The entity locations patent filing is:
Inferring Geographic Locations for Entities Appearing in Search Queries
Invented by Sushrut Karanjkar, Viswanath Subramanian, and Shashidhar Thakur
US Patent Application 20120158712
Published June 21, 2012
Filed: December 16, 2011
A server system associates one or more locations with a query by identifying the query, selecting a set of documents responsive to the query, and assigning weights to respective documents in the set of documents based, at least in part, on historical data of user clicks selecting search result links in search results produced for historical queries substantially the same as the identified query.

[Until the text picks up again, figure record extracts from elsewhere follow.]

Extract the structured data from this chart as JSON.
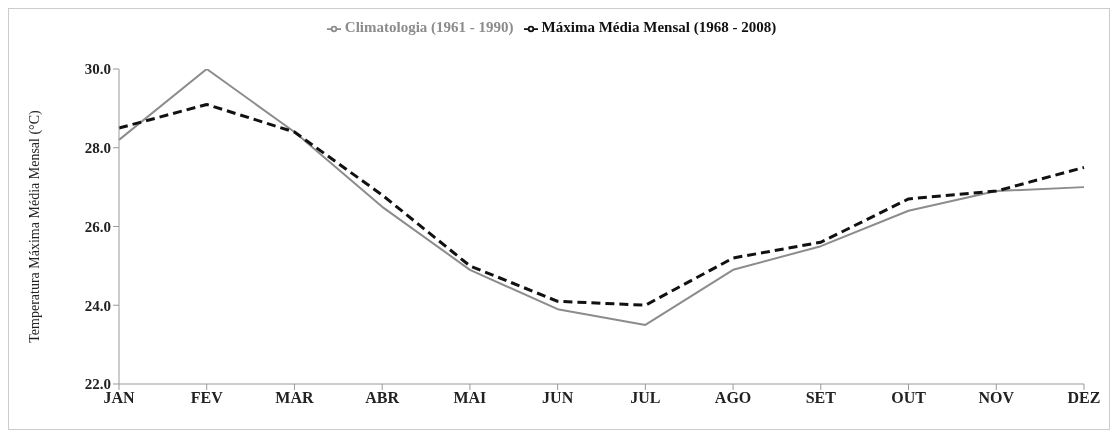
{
  "chart_data": {
    "type": "line",
    "ylabel": "Temperatura Máxima Média Mensal (°C)",
    "categories": [
      "JAN",
      "FEV",
      "MAR",
      "ABR",
      "MAI",
      "JUN",
      "JUL",
      "AGO",
      "SET",
      "OUT",
      "NOV",
      "DEZ"
    ],
    "series": [
      {
        "name": "Climatologia (1961 - 1990)",
        "color": "#8c8c8c",
        "line_style": "solid",
        "values": [
          28.2,
          30.0,
          28.4,
          26.5,
          24.9,
          23.9,
          23.5,
          24.9,
          25.5,
          26.4,
          26.9,
          27.0
        ]
      },
      {
        "name": "Máxima Média Mensal (1968 - 2008)",
        "color": "#111111",
        "line_style": "dashed",
        "values": [
          28.5,
          29.1,
          28.4,
          26.8,
          25.0,
          24.1,
          24.0,
          25.2,
          25.6,
          26.7,
          26.9,
          27.5
        ]
      }
    ],
    "ylim": [
      22,
      30
    ],
    "yticks": [
      {
        "value": 22,
        "label": "22.0"
      },
      {
        "value": 24,
        "label": "24.0"
      },
      {
        "value": 26,
        "label": "26.0"
      },
      {
        "value": 28,
        "label": "28.0"
      },
      {
        "value": 30,
        "label": "30.0"
      }
    ],
    "grid": false,
    "legend": "top",
    "marker": "none"
  }
}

Websites hosting the selected documents are identified, and, for each website, location-specific information for one or more locations is retrieved, including a location-specific score that corresponds to the likelihood that the respective location corresponds to a respective website. For each respective location for which location-specific information was retrieved, aggregating the location-specific scores, as weighted by the document weights, to compute an aggregated likelihood that the respective location is associated with the query. A specific location is assigned to the query when predefined criteria are satisfied.
The ideas in this patent filing aren’t too different from those I wrote about in my last post on How Google May Identify Implicitly Local Queries. What’s new is the idea that there are sometimes entities named in these queries, and information about the entities may also be helpful in finding results for searchers.
Google has been using entity detection in queries to do things like expanding the number of results returned from one (or more) specific site(s) if it believes that site is associated with that entity in some way.
Here, the location of an entity might be used to identify a location that a query might be targeting. It’s possible that knowledge base information could be used to help determine the location of that entity, but historical query log information and click histories is also very helpful as well.
Chances are that many web site owners have been optimizing their sites to try to take advantage of the nearness of well-known landmarks for years by doing things like including directions on their sites from those landmarks, and even including information about those landmarks on their pages as well.
This patent filing describes how the search engine might take advantage of the behavior of its users in selecting search results to try to associate queries that include entities with locations, and associate web sites with locations as well, so that when a query looks for something like [candlestick park hotels], searchers are returned a set of search results that identifies pages showing off hotels near the San Francisco stadium.
While knowledge base results from sites like Wikipedia or Freebase might be somewhat helpful, query log information from searchers also can play a role in returning relevant results to searchers.